Enders erinnern Leber, Herz oder Lunge gar an Familienmitglieder und Freunde. Das Ergebnis ist kein esoterisches Experiment, sondern ein lesenswerter und erkenntnisreicher Appell für ein umfassenderes Verständnis unserer selbst. „Organisch“ ist humorvoll, warmherzig und bestens informiert. Enders ist großartig darin, auch uns Körperkläusen komplexe Vorgänge klar und vergnüglich verständlich zu machen. Für den nächsten Lesegenuss möge sie sich nicht wieder zehn Jahre Zeit nehmen.
Giulia Enders: „Organisch“. Ullstein. 336 Seiten, 24,99 Euro.

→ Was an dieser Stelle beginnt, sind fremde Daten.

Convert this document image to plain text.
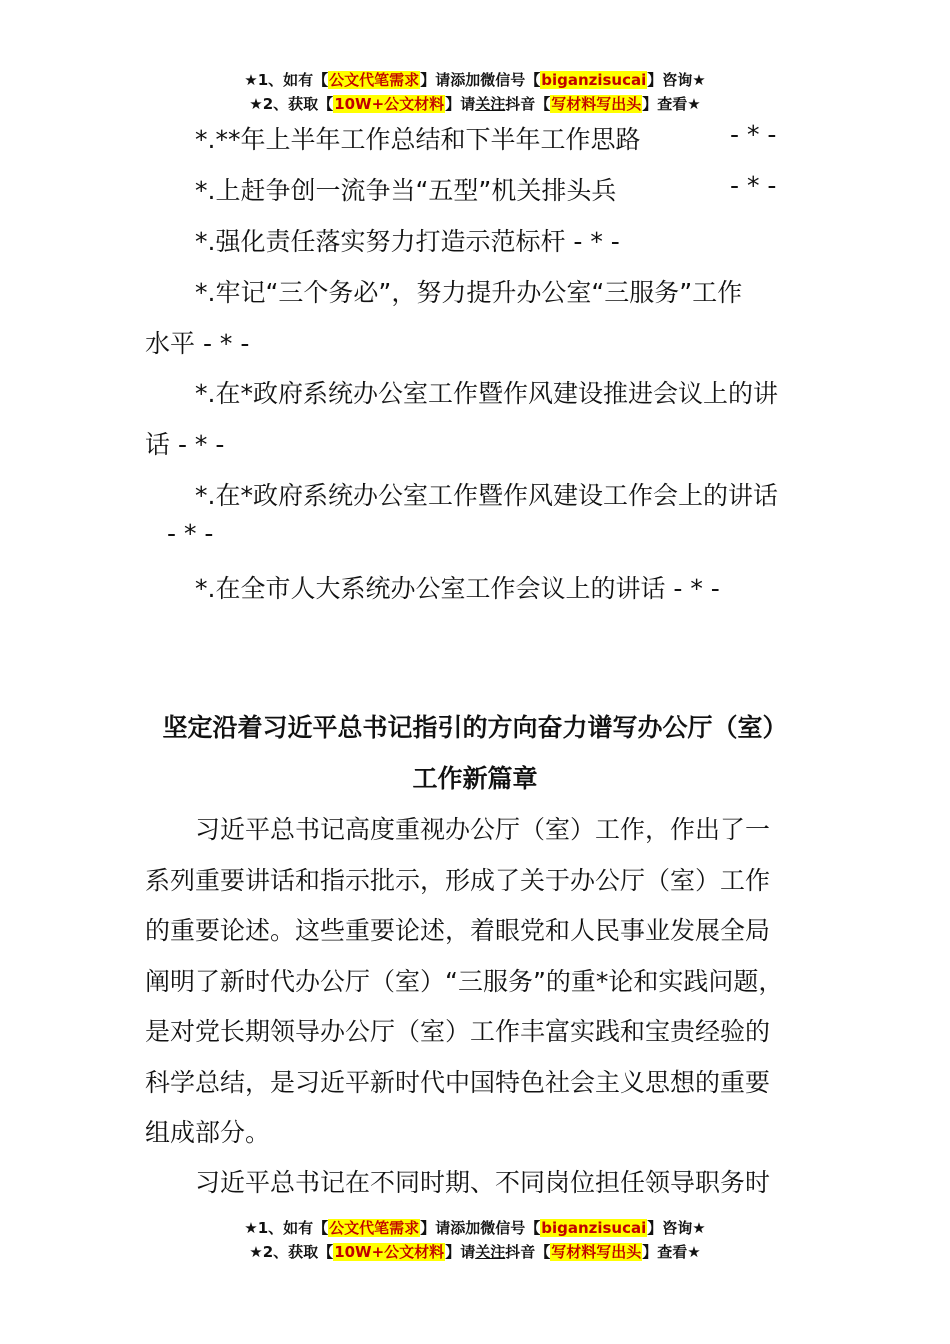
★1、如有【公文代笔需求】请添加微信号【biganzisucai】咨询★
★2、获取【10W+公文材料】请关注抖音【写材料写出头】查看★
*.**年上半年工作总结和下半年工作思路	- * -
*.上赶争创一流争当“五型”机关排头兵	- * -
*.强化责任落实努力打造示范标杆 - * -
*.牢记“三个务必”，努力提升办公室“三服务”工作
水平 - * -
*.在*政府系统办公室工作暨作风建设推进会议上的讲
话 - * -
*.在*政府系统办公室工作暨作风建设工作会上的讲话
- * -
*.在全市人大系统办公室工作会议上的讲话 - * -
坚定沿着习近平总书记指引的方向奋力谱写办公厅（室）
工作新篇章
习近平总书记高度重视办公厅（室）工作，作出了一
系列重要讲话和指示批示，形成了关于办公厅（室）工作
的重要论述。这些重要论述，着眼党和人民事业发展全局
阐明了新时代办公厅（室）“三服务”的重*论和实践问题，
是对党长期领导办公厅（室）工作丰富实践和宝贵经验的
科学总结，是习近平新时代中国特色社会主义思想的重要
组成部分。
习近平总书记在不同时期、不同岗位担任领导职务时
★1、如有【公文代笔需求】请添加微信号【biganzisucai】咨询★
★2、获取【10W+公文材料】请关注抖音【写材料写出头】查看★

Eine Adelsfamilie, die im Ungarn des beginnenden 20. Jahrhunderts zwischen die Mahlsteine der Geschichte gerät – der Roman „Lázár“ des Schweizer Autors Nelio Biedermann nimmt Leserinnen und Leser mit in seine eigene Familiengeschichte. Der gerade mal 22-jährige Autor stammt selbst aus einem ungarischen Adelsgeschlecht, das in den Wirren des untergehenden Habsburger Reiches, des Zweiten Weltkriegs und der sowjetischen Herrschaft über Ungarn alles verlor. Die Machtlosigkeit, mit der die Protagonisten in den Sog der Geschichte geraten, ist atemberaubend. Der Versuch, die Augen vor dem aufziehenden Sturm und dem Unrecht zu verschließen, ist verständlich – und doch zum Scheitern verurteilt.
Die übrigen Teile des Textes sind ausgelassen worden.